Trial Outcomes & Findings for Observational Study of Cognitive Outcomes for Subjects Who Have Had Prior PET Amyloid Imaging With Florbetapir F 18 (18F-AV-45) (NCT NCT00857506)
NCT ID: NCT00857506
Last Updated: 2013-03-28
Results Overview
The primary analysis was the comparison in the magnitude of change from baseline in Alzheimer's Disease Assessment Scale cognitive subscale (ADAS-Cog) between Aβ+ and Aβ- subjects in the Mild Cognitive Impairment (MCI) population at 36 months adjusting for baseline test score and age at informed consent. ADAS-Cog scores (range 0-70) indicate performance on a series of 11 cognitive tasks where 0 indicates the highest level of cognitive performance and 70 indicates the lowest level of cognitive performance. Change in ADAS-Cog scores were calculated by subtracting the baseline score from the 36 month score (last observation carried forward \[LOCF\]). A change in ADAS-Cog greater than 0 indicates a deterioration in cognitive performance whereas a change in ADAS-Cog less than 0 indicates improved cognitive performance.
COMPLETED
PHASE2
152 participants
Baseline and 36 months
2013-03-28
Participant Flow
All subjects were recruited from participants in study 18F-AV-45-A05 (NCT00702143)
Participant milestones
| Measure |
Alzheimer's Disease
Subject's with Alzheimer's Disease were recruited from study 18F-AV-45-A05 (NCT00702143).

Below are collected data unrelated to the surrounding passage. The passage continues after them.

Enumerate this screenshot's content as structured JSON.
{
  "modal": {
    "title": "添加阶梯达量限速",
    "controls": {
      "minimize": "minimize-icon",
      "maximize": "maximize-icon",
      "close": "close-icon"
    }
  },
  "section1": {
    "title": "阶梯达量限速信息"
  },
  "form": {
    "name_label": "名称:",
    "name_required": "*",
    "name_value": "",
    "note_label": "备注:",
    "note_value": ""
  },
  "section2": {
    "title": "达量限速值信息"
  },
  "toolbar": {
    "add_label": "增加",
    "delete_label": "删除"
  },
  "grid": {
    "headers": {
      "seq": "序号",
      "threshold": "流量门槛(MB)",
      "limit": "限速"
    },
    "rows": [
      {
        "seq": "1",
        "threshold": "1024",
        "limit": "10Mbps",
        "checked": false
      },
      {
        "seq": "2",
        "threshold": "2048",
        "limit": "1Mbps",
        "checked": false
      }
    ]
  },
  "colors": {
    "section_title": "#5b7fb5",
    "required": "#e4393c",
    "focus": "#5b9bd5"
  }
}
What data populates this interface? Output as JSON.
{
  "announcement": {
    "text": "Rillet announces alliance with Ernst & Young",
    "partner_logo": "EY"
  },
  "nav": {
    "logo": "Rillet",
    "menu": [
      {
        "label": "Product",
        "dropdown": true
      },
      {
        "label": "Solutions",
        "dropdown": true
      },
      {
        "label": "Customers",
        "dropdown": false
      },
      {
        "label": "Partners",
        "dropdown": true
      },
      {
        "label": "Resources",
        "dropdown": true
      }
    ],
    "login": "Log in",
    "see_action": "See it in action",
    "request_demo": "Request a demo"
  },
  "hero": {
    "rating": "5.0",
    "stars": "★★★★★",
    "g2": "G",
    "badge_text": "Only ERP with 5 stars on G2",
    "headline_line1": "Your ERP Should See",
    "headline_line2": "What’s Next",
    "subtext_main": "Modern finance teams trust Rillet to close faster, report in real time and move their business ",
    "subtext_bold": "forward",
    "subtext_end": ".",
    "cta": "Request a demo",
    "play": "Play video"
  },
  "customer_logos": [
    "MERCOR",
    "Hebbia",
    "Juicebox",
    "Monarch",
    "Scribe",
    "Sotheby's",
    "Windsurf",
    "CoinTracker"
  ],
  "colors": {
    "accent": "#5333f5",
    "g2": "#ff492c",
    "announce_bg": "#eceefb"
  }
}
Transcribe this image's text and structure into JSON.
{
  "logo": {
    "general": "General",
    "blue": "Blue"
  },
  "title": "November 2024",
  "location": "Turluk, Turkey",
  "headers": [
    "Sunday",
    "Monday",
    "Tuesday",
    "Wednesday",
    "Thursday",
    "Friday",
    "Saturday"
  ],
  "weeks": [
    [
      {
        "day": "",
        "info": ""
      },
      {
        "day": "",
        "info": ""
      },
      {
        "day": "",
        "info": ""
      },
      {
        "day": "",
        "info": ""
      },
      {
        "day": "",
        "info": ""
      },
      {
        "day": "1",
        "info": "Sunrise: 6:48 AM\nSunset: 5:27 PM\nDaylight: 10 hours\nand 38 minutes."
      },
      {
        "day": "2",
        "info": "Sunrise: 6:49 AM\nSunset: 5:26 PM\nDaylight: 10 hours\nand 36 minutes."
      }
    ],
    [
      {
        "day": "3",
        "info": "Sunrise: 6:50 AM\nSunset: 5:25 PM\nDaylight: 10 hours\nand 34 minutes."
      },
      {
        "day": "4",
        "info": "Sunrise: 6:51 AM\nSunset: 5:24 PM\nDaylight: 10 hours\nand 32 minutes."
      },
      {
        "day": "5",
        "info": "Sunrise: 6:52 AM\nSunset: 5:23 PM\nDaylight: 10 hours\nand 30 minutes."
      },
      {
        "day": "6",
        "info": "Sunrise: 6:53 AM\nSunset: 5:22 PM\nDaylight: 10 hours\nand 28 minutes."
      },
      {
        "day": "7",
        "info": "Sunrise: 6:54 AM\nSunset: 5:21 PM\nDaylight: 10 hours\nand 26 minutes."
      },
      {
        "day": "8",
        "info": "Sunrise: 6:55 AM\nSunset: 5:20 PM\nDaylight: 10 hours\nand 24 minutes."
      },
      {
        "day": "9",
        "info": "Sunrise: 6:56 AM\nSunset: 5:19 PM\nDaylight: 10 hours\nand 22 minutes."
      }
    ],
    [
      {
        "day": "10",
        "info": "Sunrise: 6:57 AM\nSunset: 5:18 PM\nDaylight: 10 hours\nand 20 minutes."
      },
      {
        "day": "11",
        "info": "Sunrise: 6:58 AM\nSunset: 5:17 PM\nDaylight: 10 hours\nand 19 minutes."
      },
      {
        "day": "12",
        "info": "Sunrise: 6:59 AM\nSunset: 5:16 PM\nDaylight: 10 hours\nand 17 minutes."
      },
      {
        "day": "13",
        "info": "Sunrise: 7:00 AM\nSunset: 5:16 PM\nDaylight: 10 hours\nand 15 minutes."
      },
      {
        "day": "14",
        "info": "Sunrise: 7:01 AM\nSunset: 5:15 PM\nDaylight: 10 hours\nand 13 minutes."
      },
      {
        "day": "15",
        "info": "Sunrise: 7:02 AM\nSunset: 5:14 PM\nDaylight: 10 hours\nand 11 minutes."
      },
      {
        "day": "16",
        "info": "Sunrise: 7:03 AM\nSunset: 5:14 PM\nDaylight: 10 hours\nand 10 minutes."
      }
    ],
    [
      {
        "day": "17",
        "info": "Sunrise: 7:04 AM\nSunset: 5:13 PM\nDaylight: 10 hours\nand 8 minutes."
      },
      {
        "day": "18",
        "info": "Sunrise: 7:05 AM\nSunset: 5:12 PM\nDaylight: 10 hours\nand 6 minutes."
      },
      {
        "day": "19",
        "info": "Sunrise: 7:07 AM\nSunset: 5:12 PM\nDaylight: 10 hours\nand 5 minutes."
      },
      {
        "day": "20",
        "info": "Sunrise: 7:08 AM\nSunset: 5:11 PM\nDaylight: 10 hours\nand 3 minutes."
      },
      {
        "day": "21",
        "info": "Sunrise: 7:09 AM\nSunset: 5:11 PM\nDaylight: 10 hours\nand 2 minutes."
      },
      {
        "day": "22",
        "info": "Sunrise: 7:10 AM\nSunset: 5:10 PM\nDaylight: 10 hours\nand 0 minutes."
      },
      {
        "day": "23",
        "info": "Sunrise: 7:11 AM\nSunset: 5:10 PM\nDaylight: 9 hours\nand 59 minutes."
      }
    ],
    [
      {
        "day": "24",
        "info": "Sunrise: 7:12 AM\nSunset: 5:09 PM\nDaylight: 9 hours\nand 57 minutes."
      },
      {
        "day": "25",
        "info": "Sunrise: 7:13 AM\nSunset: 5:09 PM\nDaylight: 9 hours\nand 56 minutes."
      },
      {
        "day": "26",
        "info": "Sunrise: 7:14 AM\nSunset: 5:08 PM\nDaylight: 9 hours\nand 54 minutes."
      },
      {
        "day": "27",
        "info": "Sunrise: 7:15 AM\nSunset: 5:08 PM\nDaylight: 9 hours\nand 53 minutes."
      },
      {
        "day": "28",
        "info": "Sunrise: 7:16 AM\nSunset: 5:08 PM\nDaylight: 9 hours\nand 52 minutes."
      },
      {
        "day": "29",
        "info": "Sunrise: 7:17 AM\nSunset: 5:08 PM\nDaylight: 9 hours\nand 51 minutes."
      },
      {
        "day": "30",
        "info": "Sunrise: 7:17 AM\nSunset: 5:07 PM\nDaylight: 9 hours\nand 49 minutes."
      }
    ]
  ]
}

None of these subjects received additional interventions in study 18F-AV-45-A11.
|
Mild Cognitive Impairment
Subject's with Mild Cognitive Impairment (MCI) were recruited from study 18F-AV-45-A05 (NCT00702143). 36 of these subjects received a single dose of florbetapir F 18 370 MBq (10 mCi), IV injection at the 24 month time point of study 18F-AV-45-A11 and comprise the safety set discussed in the Adverse Events section.
|
Cognitively Normal
Cognitively Normal (CN) subjects were recruited from study 18F-AV-45-A05 (NCT00702143). 50 of these subjects received a single dose of florbetapir F 18 370 MBq (10 mCi), IV injection at the 24 month time point of study 18F-AV-45-A11 and comprise the safety set discussed in the Adverse Events section.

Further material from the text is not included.